You finally arrive home after an 11-hour day of commuting, work, classes, and homework. Your dog shys away from you as you walk through your home, because he can barely remember who you are. You stumble into your living room, taking your shoes off as you walk, leaving them in the middle of the floor before collapsing onto the couch. Grabbing a remote, you try to push all the nagging thoughts about the work left to do out of your head. You turn on Netflix and see two movies that jump out at you. The first is a challenging, dark psychological drama that will make you question the way you value your relationships with the people closest to you. The second is about giant robots punching each other. Or maybe it’s about a wedding where people just can’t stop singing ‘70s pop songs. Or a guy you’ve seen in a dozen different movies making the same jokes he’s been making for 20 years. Whatever it is, you pick the second one. Because you don’t want a challenging film. You want to turn your brain off and have fun.

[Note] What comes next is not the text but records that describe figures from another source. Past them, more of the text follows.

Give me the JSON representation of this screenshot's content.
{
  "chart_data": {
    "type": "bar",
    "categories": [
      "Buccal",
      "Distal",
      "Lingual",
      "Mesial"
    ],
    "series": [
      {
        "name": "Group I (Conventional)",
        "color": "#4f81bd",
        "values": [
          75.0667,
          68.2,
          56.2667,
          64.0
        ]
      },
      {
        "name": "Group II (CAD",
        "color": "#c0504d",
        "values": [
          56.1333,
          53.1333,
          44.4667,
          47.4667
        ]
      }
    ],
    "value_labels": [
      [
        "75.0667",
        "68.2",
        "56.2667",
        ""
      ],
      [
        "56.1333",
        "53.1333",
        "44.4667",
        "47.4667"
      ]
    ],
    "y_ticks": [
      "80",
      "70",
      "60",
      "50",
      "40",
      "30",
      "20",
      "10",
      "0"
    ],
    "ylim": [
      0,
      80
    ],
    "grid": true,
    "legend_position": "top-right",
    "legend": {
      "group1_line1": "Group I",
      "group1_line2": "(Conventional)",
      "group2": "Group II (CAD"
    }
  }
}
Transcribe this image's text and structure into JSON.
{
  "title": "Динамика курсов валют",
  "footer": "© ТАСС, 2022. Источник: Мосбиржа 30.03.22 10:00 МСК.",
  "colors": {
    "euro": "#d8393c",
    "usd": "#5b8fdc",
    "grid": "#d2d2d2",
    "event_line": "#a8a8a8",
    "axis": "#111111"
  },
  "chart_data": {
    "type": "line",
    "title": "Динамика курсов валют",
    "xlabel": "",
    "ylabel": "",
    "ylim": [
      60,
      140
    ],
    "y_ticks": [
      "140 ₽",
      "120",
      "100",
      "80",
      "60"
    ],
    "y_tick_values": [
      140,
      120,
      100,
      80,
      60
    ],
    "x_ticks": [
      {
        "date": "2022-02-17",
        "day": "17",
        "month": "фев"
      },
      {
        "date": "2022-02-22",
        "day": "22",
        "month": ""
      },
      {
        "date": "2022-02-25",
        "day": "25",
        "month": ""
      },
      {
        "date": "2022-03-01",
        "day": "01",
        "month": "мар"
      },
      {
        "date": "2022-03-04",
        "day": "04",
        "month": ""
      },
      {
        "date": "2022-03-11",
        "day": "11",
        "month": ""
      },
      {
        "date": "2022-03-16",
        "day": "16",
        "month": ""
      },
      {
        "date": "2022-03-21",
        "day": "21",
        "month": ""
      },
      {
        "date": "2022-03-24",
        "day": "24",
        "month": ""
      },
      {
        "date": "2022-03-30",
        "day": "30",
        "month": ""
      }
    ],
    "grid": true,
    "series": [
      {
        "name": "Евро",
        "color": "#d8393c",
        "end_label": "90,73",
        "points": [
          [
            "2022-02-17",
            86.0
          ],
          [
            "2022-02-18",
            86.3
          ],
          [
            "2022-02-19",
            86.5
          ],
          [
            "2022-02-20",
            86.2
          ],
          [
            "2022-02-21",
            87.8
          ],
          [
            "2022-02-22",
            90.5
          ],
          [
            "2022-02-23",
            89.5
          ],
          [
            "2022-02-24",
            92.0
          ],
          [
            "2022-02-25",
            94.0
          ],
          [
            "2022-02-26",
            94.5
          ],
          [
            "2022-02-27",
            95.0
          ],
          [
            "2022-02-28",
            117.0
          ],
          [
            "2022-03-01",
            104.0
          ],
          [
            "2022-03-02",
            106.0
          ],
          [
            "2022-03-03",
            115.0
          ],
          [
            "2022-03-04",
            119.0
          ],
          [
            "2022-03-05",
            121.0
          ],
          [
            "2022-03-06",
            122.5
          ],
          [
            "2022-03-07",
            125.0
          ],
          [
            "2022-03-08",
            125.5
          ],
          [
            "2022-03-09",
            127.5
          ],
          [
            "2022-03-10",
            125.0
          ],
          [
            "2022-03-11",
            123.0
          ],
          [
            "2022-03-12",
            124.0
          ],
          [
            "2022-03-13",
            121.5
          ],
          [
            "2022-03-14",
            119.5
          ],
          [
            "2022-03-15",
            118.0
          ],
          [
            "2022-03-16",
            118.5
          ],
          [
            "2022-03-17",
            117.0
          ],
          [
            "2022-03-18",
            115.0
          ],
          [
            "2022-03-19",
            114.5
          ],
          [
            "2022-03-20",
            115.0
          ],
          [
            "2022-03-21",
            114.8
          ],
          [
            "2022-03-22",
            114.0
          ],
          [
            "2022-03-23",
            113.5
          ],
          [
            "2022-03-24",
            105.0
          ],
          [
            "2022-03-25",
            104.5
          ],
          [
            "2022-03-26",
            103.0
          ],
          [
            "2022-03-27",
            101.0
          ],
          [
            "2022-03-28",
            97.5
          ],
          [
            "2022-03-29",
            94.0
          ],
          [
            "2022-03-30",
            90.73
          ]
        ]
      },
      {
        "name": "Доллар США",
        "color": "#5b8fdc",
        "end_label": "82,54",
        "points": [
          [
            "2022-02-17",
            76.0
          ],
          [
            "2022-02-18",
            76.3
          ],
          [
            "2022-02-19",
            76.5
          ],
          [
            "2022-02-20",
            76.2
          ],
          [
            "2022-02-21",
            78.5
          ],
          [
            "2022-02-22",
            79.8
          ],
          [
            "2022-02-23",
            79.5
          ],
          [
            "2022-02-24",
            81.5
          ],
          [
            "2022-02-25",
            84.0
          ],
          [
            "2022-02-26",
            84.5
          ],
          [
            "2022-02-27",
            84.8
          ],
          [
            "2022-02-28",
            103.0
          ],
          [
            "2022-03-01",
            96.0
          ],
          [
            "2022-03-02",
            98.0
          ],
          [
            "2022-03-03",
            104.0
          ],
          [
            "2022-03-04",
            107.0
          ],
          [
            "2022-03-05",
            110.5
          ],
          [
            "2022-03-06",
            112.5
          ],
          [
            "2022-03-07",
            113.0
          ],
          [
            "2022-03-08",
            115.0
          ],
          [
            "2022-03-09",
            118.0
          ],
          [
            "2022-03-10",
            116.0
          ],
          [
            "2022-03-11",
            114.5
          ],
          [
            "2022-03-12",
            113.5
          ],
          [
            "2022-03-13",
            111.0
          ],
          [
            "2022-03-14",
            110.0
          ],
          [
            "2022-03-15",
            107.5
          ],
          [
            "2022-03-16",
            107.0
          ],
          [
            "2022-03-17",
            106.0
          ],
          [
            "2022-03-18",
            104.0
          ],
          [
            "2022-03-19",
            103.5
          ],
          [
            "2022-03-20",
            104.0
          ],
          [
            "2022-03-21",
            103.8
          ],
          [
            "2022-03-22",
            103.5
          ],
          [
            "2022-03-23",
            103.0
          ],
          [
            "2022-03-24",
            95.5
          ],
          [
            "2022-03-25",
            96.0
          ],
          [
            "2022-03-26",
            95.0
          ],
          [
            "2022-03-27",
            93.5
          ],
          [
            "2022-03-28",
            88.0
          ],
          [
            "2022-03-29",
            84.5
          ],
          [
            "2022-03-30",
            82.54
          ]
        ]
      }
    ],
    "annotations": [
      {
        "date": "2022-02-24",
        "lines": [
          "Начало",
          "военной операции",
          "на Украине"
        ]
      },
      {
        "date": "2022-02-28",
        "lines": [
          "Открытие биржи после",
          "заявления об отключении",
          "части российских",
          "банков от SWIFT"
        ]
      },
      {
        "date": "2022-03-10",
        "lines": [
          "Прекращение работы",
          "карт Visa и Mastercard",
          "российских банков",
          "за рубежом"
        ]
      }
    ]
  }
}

The divide we have created in our popular culture between “art” and “popular” entertainment is everywhere, and infiltrates our media decisions of all kinds. We reference “great films” even as we don’t watch them, and we make fun of the “popcorn movies” as we do. But does one really have more value than the other? Does mass media (that is to say, your blockbuster movies, your reality TV, and your pop music) really have any less to say?
While they’re very much commercial products designed to sell to the broadest audiences possible, why is it that we see that as a bad thing? Why is it that films that bring out more sombre emotions are seen as more worthy of praise than those that bring out positive ones? If anything, good popular media manages to juggle two complicated tasks at once, where “high art” may only focus on one.
The first is that, as mentioned earlier, sometimes a person needs a boost, needs to “shut off their brain.” To this end, popular entertainment has to be easy to consume, and that’s why we see so many clichés and conventions repeated over and over — if you already know where the story will likely go, you can relax and enjoy the ride. Creating this kind of entertainment isn’t easy, either! It takes a considerable talent to keep up a consistent tone and pacing, which is something that almost all the best examples of widely popular media excel at.
The second task that popular media handles is that, in most cases, it does hold up to intellectual criticism. Even the most “mindless” of movies, if you take the time to turn your mind on and watch it, are trying to say something, have nuance and depth beyond the surface, and can be analyzed and interpreted in different ways. That’s not to say they’re all masterpieces, by any means, but a good critical analysis of a seemingly simple text can be even more engaging than one about the kind of text you expect to see analyzed. Popular media hides its substance behind a lot of flash, and that makes it all the more interesting when you dig it out.
The classist idea that “high art” is better than mass media seems rooted in the notion that lower-income individuals are somehow less intelligent, less capable of enjoying complex stories and themes, and that doesn’t hold up in the real world at all. For sure, fans of “high art” may have created the standard for language used to discuss such topics, but if you apply those same tools to your favourite reality show, maybe you’ll find some interesting statements being put forward about humanity by the people seen on screen, and the ones behind the cameras.
Then when you’re tired of analyzing, you can turn your brain off and just have fun. And there’s value in that too.